Since the lure remains effective for three weeks, instead of two, the Montgomery, Ala.-based Southeastern Boll Weevil Eradication Foundation (SEBWEF) is reporting the reduction in needed man hours could save growers an estimated 85 cents to $1.25 per acre.
The technology supporting Super Lure was licensed from Cotton Incorporated to the SEBWEF in 2002 on a royalty free basis. Last fall, the SEBWEF tested the lure on 300,000 of Georgia’s 1.5 million acres of cotton to confirm results.
Those tests were extremely successful, and according to Jim Brumley, executive director, SEBWEF, the Super Lure will be used this year in 100 percent of the cotton fields in Alabama, Florida, Georgia and South Carolina.
“Additionally, the North Carolina Department of Agriculture is using the Super Lure on tests plots throughout the state,” explains Brumley. Officials at the SEBWEF think all post-eradication acres in the Southeast will be using the Super Lure by next season’s crop.
An added benefit and savings of using Super Lure is that it allows traps to be placed every 20 acres, instead of one to every 10.
Although Cotton Incorporated has only issued a license to the SEBWEF, it can be licensed by other boll weevil foundations across the Cotton Belt. “We have received several calls regarding licensing this technology from other foundations,” explains Brumley, “but the majority of the areas have small acreage in post-eradication zones.”
Officials think Louisiana, Oklahoma, Texas, and possibly Kansas, may use the technology as they ease into post-eradication.

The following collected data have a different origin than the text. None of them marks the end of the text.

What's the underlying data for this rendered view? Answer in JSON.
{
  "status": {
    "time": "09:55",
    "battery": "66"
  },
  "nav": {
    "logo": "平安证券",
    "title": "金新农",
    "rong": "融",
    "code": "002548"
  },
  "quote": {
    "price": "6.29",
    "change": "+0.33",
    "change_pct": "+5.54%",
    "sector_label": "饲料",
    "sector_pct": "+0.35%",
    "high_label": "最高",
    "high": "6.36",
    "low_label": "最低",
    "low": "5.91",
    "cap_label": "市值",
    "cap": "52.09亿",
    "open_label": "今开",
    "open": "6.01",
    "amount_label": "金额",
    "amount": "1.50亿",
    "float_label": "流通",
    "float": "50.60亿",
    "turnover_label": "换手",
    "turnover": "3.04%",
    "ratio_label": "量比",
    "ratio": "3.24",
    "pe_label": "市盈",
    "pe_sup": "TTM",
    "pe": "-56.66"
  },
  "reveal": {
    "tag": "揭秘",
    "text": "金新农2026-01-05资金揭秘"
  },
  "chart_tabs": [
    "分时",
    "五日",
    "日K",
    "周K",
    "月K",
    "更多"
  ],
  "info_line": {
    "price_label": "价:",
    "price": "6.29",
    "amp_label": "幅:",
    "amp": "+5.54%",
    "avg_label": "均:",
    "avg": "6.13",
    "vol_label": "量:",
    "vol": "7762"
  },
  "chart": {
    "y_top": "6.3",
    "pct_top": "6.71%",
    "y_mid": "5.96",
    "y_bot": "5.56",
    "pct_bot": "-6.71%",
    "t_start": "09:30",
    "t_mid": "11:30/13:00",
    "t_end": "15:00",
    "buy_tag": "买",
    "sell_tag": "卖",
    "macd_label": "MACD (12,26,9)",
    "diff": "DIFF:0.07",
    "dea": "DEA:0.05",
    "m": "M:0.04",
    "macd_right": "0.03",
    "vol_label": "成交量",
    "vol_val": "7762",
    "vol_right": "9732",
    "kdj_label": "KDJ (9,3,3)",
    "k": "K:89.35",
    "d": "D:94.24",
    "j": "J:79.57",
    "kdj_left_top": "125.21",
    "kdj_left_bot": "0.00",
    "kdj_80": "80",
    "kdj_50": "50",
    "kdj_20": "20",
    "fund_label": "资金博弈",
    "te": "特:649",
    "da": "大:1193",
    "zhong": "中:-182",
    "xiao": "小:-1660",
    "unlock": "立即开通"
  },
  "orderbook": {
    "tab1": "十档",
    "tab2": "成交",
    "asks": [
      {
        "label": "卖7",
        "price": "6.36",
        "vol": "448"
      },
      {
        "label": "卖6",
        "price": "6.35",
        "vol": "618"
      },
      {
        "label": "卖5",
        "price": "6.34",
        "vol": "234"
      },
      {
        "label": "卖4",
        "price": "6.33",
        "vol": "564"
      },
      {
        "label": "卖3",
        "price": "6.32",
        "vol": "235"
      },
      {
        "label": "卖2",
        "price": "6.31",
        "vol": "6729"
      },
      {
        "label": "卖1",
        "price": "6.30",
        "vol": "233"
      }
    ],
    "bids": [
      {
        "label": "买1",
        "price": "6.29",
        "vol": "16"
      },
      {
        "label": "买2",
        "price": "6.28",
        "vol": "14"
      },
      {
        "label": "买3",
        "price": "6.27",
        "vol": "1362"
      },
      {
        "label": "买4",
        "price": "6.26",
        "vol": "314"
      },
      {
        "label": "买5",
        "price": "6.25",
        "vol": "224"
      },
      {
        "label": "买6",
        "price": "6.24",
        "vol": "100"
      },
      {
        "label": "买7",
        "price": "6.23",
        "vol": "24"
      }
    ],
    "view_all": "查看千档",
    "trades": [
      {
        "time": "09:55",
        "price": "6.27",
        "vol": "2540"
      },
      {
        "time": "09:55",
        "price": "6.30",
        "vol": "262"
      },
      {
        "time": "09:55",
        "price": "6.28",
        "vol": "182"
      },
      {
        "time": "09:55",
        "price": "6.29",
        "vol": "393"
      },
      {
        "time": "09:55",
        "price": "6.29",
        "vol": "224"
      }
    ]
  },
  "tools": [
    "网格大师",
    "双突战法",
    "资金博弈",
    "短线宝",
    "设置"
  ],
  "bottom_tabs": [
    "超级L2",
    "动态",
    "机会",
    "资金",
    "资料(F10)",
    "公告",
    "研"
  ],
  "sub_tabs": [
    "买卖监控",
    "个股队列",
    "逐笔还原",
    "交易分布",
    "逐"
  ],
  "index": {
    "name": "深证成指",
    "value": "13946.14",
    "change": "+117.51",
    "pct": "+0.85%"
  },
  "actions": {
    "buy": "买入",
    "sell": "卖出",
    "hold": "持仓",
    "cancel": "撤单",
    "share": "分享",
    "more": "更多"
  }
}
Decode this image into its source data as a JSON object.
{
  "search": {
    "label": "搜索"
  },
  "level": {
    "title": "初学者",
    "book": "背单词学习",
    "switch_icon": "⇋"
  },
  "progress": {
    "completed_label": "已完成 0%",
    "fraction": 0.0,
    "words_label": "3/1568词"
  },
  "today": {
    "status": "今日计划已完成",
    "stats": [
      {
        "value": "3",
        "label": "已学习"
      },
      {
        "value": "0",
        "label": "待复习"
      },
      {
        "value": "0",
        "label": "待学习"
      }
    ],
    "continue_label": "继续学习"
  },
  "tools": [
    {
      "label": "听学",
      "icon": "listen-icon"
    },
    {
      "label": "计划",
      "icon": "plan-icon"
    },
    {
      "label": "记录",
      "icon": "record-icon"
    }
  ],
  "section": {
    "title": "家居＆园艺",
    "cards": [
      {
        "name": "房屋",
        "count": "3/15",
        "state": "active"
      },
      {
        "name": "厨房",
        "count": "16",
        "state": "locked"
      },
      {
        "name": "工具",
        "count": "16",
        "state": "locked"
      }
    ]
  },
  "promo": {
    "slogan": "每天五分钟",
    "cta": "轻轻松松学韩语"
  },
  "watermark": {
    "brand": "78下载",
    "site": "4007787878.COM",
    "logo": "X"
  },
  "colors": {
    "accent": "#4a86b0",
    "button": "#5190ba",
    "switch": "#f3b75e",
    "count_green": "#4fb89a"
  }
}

Because the lure was created with funding from the Cotton Research and Promotion Program, growers will not incur an added technology fee in addition to their boll weevil eradication assessments. The license is available only in the United States.
The Super Lure works off a patented “pheromone enhancement” that extends both the effective life and efficiency of a boll weevil trap’s bait chip. Gerald McKibben, who retired from the USDA Agricultural Research Service’s Boll Weevil Research Unit in Starkville, Miss., developed the technology with research dollars funded by Cotton Incorporated.